8 - Eu sei tudo – Uma máscara muito utilizada em discussões. Leva os homens a entrar no ‘mansplaining’ – comentar ou explicar algo a uma mulher de uma maneira condescendente, excessivamente confiante, e, muitas vezes, imprecisa ou de forma simplista. Foi educado a acreditar que a opinião dele é a única que conta ou, pelo menos, é a mais importante entre todas as opiniões.

9 - Alpha – Convida o homem a assumir-se como líder, como dominador. “Homem que é homem” tem que dominar, no ringue, no trabalho...

Não, a culpa não é dos homens!

Podemos todos quebrar o ciclo de propagação destas máscaras, através da forma como nos relacionamos com os meninos. A forma como comunicamos com os nossos filhos, programa-os para as máscaras. Todos os pormenores contam nesta equação.

Masculinidade Tóxica

De acordo com autores, especialistas na área, pode ser definida como os comportamentos condicionados que emergem da necessidade de ser agressivo, competitivo e dominar os demais. Abrange os comportamentos mais problemáticos dos homens.

Não é o ser homem em si que é tóxico, são antes, determinados comportamentos que alguns homens podem adotar em resultado da forma como são educados, do ambiente no qual crescem. Esta masculinidade dominante pode, de facto, ser destrutiva, não apenas para as mulheres, perpetuando as desigualdades, a violência e a opressão; também o é para muitos homens, aprisionando-os num modelo que os desconecta da sua essência, que os isola e causa dor física e emocional, limitando o seu pleno desenvolvimento. Um modelo que não permite ao homem ser quem é e deseja, mas sim apenas o que se espera que seja. Ou seja, é tóxica para todos.

E toda esta toxicidade está inscrita no nosso ADN emocional, como nos demonstra a psicologia transgeracional. Por exemplo, a realidade do homem preto integra mais de 300 anos de escravidão, o que tem impacto até hoje. Estes homens enfrentam a realidade perversa da violência policial e da desigualdade social como um todo. Além disso, sentem uma pressão para corresponder a um ideal masculino ainda mais forte do que os homens brancos.
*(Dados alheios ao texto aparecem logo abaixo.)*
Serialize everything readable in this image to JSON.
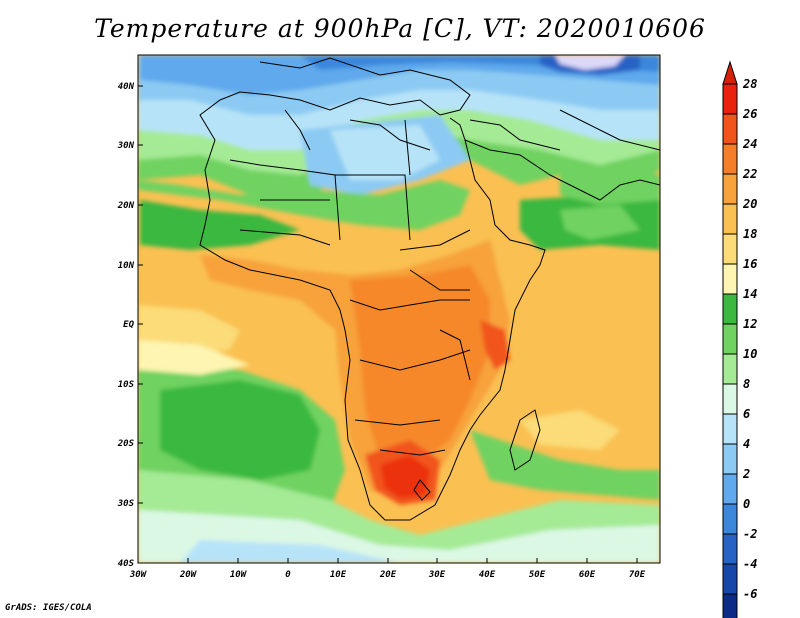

Os homens, vítimas da masculinidade tóxica, acabam por passar por uma dissonância cognitiva. Por um lado, sentem-se mal com a pessoa que são, por outro vão ao encontro do que esperam de si e isso impede-os de explorar porque é que se sentem mal.

A masculinidade tóxica é inconsciente e é preciso lembrar que o inconsciente tende a interpretar a informação generalista como sendo sobre si próprio, que usa a presença de emoções como indicador da importância das coisas para cada um, que tende a interpretar tudo literalmente (daí a importância das metáforas), que protege e implementa o sistema de valores e crenças de cada pessoa, interpreta aquilo que se observa de acordo com as experiências passadas. Um último lembrete, o consciente é a parte do inconsciente que está a prestar atenção agora.